Fanboys (forgive the exclusively masculine form, as I know from experience "fanboys" are of all gender constructs) are many things, but at their core, I agree with the Wikipedia entry that describes them as "devoted to a single subject in an emotional or fanatical manner." This emotion and fanaticism is often destructive, but what initially creates these feelings?
Justin Keverne recently grappled with the issue of fanboyism, saying:
"I want to scream it from the rooftops because I believe in the power of this medium and honestly think that if I can get somebody else to have the same experience I had with this game, and others then they’ll understand it too. I cannot always accurately describe it is about a particular game that had such an affect on me, and the excitement I feel at having witnessed that moment of potentiality can make such critical thought even harder. I can explain the circumstances of the event and what I felt but even that not always enough. I get frustrated and angry at my inability to make other people understand, I get emotional, irrational. I rant, I snap, I resort to childish insults.
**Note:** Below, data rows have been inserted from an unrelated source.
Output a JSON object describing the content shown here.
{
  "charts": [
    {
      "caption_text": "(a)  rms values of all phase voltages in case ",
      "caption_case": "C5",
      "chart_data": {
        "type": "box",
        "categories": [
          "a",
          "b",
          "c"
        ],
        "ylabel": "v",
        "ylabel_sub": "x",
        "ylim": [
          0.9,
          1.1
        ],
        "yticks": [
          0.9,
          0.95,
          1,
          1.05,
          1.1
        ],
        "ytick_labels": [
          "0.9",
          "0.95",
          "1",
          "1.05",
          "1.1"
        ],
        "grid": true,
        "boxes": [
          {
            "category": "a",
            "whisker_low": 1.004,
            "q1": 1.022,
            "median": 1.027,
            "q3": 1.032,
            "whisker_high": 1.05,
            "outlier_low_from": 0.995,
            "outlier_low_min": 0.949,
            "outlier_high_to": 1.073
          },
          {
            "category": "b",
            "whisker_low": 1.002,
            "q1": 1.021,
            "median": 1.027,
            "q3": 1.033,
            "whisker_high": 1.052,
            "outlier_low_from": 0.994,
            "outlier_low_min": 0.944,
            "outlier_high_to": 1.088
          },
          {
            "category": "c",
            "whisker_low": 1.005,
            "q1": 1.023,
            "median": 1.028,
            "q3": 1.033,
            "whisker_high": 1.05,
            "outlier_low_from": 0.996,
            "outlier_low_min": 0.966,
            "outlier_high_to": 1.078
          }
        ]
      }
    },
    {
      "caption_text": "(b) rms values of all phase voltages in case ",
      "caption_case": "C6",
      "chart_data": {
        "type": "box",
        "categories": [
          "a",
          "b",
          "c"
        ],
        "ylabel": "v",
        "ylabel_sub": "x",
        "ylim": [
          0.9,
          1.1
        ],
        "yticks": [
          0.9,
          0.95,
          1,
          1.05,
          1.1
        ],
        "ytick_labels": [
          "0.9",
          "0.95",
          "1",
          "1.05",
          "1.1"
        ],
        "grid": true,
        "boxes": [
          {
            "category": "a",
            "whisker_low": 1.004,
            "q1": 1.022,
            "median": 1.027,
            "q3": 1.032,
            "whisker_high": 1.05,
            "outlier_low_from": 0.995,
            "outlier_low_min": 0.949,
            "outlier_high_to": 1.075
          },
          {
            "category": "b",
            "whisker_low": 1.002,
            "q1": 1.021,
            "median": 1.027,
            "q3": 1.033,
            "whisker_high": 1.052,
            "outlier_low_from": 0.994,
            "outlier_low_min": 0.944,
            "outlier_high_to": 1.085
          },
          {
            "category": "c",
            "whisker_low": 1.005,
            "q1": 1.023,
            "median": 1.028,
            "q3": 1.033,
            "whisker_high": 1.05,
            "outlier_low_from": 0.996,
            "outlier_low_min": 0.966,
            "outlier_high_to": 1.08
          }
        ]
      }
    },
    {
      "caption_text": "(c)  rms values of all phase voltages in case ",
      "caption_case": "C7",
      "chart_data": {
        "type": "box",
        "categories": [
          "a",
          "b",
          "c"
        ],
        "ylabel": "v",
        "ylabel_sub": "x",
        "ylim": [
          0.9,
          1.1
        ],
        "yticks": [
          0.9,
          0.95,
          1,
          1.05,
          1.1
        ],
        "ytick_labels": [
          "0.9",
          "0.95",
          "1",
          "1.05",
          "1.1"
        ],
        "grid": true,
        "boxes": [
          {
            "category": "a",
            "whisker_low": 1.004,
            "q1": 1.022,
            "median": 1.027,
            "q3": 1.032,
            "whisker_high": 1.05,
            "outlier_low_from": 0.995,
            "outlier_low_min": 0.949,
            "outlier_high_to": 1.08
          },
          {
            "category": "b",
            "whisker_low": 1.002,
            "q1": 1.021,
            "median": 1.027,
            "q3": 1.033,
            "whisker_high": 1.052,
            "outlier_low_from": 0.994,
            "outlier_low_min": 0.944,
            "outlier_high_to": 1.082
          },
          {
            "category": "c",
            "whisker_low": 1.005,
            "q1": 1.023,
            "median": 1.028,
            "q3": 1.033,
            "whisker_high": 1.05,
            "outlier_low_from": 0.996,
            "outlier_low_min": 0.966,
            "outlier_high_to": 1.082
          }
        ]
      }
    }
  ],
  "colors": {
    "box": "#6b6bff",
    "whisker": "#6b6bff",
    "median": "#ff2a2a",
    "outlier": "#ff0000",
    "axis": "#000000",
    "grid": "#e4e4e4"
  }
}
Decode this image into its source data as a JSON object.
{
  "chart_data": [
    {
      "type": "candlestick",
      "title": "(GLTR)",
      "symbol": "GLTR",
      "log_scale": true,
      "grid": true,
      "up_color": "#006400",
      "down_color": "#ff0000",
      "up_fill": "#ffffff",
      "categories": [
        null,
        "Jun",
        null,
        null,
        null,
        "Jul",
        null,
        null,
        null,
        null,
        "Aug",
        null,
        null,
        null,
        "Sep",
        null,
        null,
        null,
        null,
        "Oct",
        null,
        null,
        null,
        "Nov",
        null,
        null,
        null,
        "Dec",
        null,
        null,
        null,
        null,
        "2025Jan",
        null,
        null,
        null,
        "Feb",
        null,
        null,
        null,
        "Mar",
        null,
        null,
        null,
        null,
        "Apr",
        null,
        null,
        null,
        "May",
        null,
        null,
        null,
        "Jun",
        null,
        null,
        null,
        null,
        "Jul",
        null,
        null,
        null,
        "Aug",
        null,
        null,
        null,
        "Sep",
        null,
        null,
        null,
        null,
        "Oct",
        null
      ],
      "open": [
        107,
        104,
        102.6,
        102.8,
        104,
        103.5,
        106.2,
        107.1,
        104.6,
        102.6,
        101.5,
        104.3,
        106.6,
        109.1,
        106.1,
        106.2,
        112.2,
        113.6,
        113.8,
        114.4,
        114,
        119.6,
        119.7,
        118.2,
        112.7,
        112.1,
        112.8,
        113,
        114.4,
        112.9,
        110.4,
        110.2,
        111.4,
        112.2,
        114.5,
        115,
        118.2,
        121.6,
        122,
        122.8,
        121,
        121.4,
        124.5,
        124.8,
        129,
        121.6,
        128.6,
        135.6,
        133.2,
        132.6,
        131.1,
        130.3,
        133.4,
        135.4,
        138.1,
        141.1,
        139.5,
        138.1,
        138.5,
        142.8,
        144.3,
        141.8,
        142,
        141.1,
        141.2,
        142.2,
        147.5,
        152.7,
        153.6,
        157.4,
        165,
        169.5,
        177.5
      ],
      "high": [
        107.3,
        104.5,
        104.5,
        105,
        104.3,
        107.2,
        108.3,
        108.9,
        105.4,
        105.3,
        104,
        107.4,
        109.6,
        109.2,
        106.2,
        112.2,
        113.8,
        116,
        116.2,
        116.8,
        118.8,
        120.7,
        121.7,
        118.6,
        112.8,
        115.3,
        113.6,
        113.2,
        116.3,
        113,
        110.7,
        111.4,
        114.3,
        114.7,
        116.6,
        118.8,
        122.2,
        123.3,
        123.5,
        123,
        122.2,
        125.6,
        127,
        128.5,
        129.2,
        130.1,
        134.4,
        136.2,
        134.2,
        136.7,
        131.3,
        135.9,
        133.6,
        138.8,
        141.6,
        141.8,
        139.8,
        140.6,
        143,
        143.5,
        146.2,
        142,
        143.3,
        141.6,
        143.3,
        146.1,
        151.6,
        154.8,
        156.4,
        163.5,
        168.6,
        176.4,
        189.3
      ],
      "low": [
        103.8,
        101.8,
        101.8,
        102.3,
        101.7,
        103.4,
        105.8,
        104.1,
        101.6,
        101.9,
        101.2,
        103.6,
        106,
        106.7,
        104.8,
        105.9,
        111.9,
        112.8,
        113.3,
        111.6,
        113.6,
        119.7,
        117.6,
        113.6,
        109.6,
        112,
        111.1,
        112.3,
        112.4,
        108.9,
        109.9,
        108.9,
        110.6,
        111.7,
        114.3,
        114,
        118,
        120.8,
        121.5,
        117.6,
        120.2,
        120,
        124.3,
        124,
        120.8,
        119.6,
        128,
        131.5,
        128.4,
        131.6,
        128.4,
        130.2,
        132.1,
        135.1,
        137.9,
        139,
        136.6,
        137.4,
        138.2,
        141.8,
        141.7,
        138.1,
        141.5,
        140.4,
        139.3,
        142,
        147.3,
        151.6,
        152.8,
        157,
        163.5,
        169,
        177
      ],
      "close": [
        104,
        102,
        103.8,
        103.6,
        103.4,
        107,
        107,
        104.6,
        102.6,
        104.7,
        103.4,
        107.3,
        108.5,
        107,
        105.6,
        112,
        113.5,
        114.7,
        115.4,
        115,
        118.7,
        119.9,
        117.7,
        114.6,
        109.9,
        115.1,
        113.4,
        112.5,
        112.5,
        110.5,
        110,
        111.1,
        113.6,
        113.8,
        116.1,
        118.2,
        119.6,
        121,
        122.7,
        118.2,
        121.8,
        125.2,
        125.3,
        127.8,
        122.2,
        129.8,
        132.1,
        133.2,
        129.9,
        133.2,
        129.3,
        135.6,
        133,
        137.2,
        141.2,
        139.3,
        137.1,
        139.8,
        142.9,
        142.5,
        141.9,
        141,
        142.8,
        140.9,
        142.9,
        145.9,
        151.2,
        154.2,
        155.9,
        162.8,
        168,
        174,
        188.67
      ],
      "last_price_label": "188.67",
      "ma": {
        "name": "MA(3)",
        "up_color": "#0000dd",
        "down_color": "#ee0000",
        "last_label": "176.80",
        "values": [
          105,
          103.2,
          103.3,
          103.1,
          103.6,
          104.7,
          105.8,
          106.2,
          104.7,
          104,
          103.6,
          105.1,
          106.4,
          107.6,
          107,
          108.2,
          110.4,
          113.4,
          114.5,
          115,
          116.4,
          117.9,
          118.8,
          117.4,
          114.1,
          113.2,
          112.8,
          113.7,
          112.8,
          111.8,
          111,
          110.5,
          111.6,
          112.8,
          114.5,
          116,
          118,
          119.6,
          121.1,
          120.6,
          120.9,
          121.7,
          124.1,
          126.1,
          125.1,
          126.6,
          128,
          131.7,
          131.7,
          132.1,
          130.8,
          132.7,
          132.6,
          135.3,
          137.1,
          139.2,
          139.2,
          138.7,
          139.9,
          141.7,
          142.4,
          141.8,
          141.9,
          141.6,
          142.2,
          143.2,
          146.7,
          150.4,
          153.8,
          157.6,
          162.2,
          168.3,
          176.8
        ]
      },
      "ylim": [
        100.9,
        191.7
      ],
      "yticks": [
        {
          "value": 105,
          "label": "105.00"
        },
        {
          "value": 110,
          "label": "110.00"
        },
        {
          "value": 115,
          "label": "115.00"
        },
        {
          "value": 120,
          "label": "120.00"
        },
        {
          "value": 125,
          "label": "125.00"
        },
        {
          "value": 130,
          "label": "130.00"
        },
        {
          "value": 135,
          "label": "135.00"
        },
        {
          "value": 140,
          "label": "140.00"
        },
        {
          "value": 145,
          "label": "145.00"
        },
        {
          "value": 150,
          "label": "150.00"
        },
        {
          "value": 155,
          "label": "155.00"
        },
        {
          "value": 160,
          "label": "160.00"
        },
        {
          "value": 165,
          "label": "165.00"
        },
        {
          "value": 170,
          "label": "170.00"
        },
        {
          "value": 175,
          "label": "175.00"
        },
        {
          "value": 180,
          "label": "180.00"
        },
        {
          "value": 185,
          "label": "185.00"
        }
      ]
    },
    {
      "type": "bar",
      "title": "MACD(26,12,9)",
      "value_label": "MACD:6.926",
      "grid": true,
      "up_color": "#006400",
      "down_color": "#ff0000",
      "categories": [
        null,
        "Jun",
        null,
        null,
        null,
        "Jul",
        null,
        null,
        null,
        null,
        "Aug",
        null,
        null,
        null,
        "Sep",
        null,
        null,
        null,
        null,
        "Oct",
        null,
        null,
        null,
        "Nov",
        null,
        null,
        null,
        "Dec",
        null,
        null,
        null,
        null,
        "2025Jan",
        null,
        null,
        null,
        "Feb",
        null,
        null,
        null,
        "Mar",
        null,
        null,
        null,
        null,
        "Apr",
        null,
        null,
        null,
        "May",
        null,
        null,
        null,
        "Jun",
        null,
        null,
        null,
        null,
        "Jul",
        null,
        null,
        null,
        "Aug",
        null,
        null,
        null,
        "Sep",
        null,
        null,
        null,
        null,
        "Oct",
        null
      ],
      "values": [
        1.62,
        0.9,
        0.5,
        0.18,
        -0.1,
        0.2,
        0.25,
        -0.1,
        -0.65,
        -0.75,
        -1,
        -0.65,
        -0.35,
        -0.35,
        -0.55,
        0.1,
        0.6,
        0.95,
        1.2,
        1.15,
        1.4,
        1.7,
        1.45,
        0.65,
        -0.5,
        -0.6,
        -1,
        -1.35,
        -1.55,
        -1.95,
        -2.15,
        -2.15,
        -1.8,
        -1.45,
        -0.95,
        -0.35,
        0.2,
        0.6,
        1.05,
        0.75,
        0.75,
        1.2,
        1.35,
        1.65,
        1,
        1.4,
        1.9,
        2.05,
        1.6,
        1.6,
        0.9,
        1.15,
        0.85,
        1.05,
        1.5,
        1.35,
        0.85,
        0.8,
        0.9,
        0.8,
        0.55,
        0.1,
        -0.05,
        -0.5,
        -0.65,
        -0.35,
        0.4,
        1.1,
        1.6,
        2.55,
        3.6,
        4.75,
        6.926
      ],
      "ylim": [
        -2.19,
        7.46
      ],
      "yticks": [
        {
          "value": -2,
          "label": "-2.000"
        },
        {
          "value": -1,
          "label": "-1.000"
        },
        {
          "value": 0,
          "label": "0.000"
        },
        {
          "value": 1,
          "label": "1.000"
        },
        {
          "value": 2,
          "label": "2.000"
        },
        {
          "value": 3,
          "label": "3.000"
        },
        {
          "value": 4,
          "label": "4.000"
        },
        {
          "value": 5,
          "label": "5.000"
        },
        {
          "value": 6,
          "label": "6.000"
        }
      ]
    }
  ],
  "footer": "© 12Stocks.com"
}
You don’t understand and I can’t make you, and that’s painful."
This passage impressed me: I have never read a clearer explanation of how games make me feel. Justin portrays fanboys in a sympathetic light: they are people who have been affected by something wonderful, but this "something" cannot be truly explained or shared.
Art is meant to provoke the part of us that eschews logic, the part of us that cannot be rationally explained. We may speak with stoicism of meter in poetry, of color in paintings, of measures in music, and of level design in games, but these are processed reactions. We analyze these things because we find them interesting, and we find them interesting because they elicit in us uncontrollable responses. It is a cruel joke that two people can play the identical game and have completely opposite reactions. Trying to explain how and why games affect us is often a journey into absurdity.
Despite (or perhaps because) of this absurdity, it is a journey worth taking. In harnessing the emotional reactions games provoke, we may use them as introspective tools. Rational analysis empowers us with knowledge just as irrational emotion empowers us with feeling.
The trick is keeping our perspective on this journey. It is no accident that Jorge and I made the site's mantra "Serious, but not humorless, analysis of video games and culture." Without seeing the humor in the absurd task of trying to describe how art works, we would go mad and spiral into the dark side fanboyism. Fanboyism is not so much a choice as it is a force.
Thinking of it in terms of the Force actually may not be a bad way to think about it. Fanboyism is the essence that draws us to games; it compels our interest in something that is both mysterious and comforting. It can be abused, and indulging in it without restraint may warp our minds, turning us into dark shadows of our former selves. However, using feelings of fanboyism as the starting point for reflection and understanding liberates us by teaching us about ourselves, and then about all of humanity.
And what is the origin of this force? It is art. What other type of human creativity could inspire such irrational reactions? It may sound preposterous, even heretical, but art breeds fanboys.
Certainly a strange concept I will admit, but I think it makes at least as much sense as that midi-chlorian bullshit.